Focus. Evola critico del costume (contro i condizionamenti di un Nuovo Medioevo)

Julius Evola
Julius Evola

Il fatto che, tra le altre cose, nel corso della sua lunga carriera Julius Evola si sia distinto anche come giornalista – scrivendo centinaia di articoli sulle più svariate testate – non è privo di relazione con la sua visione del mondo. Una serie di antologie a cura della Fondazione che porta il suo nome e di altre case editrici hanno valorizzato tale attività, che non può essere tenuta distinta dalla saggistica. Strutturalmente, Evola è infatti un pensatore a cavallo tra modernità e Tradizione, che da un lato attinge a fonti alternative ma dall’altro non ha paura di cimentarsi con il presente. Ed è proprio in questo frangente che si colloca la sua produzione “d’occasione”.

Valga come esempio la sua collaborazione al «Roma» (nato nel 1862 e nel secondo dopoguerra passato ad Achille Lauro), tra le più longeve, con oltre duecento contributi firmati tra il 1934, anno di Rivolta, e il 1973, poco prima della sua scomparsa. Gli articoli del «Roma» coprono molti degli interessi evoliani, tra cui una spietata critica dei costumi nell’Italia “liberata” degli anni Cinquanta, di un’attualità sconcertante. Queste incursioni nel presente – spesso stimolate da libri o fatti di cronaca – sono ovviamente compiute in base a princìpi ben differenti da quelli utilizzati da altri critici.

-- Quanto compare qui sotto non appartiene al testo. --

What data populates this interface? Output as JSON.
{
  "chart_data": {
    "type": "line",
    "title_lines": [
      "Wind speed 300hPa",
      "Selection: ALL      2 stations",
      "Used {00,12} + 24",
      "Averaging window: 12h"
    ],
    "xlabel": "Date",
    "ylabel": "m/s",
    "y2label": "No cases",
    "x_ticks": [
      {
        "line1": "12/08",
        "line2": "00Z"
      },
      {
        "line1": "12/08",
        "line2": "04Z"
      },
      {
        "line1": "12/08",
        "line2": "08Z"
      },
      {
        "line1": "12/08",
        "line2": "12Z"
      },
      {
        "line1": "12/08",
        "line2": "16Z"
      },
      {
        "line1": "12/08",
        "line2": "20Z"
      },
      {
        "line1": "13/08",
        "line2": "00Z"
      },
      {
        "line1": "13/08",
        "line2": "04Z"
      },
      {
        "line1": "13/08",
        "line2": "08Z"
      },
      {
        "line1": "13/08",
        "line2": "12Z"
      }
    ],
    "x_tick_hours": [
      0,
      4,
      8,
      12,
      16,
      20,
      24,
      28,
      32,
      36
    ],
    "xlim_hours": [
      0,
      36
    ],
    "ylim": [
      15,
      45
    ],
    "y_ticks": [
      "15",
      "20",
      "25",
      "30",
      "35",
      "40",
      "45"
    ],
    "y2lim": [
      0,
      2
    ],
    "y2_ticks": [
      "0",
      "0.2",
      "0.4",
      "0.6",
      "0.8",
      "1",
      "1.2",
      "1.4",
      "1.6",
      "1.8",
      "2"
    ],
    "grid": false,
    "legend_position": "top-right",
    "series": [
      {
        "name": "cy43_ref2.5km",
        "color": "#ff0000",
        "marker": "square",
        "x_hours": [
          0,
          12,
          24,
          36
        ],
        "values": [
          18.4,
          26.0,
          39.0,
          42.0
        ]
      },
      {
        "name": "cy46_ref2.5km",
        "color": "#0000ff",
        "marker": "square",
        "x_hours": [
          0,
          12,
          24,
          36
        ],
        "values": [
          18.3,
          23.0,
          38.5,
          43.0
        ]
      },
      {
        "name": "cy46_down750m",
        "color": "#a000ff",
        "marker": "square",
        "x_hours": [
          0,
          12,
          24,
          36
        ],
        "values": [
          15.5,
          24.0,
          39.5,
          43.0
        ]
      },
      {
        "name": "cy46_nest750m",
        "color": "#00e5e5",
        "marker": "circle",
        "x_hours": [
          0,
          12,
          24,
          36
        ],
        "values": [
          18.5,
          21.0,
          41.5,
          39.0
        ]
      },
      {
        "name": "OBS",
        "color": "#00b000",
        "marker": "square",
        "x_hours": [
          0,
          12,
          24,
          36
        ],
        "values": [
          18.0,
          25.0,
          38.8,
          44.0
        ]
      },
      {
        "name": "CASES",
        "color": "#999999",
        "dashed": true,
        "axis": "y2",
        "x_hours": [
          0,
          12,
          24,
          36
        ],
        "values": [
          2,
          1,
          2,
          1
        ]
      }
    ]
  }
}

Studioso dei fenomeni tradizionali, Evola si mette alla prova cartografando quelli moderni. Qualche esempio? L’articolo La razza dell’uomo sfuggente, uscito sul «Roma» il 3 febbraio 1951 e poi raccolto quindici anni dopo ne L’arco e la clava. Si parla di immoralismo: non quello “canonico” descritto da Harold Bloom, beninteso, ma uno sfaldamento senza precedenti, il venir meno di ogni ordine e principio interiore, visto aprioristicamente come dispotico e “liberticida”. Un mutamento inaudito che non coinvolge solo i “massimi sistemi”, ma si riverbera anche nelle piccole azioni quotidiane, «nell’incapacità di mantenere un impegno, la parola data, la direzione già presa, un dato proposito». Chi la pensa in modo diverso è ovviamente un reprobo, un “moralista”.

Ma quella tra moralismo e immoralismo è una falsa alternativa, ed è inutile ricorrere ai vecchi valori (il “regime dei residui” di Cavalcare la tigre, scritto proprio in quegli anni ma pubblicato un decennio dopo) per uscire dall’impasse. E così in altri articoli Evola non manca di criticare la morale stessa, ad esempio quella anglosassone in materia di sessualità, «una specie di odio teologico che ha informato una educazione che fa considerare fin da principio come qualcosa di disgusting tutto ciò che riguarda la vita del sesso» (11 gennaio 1951).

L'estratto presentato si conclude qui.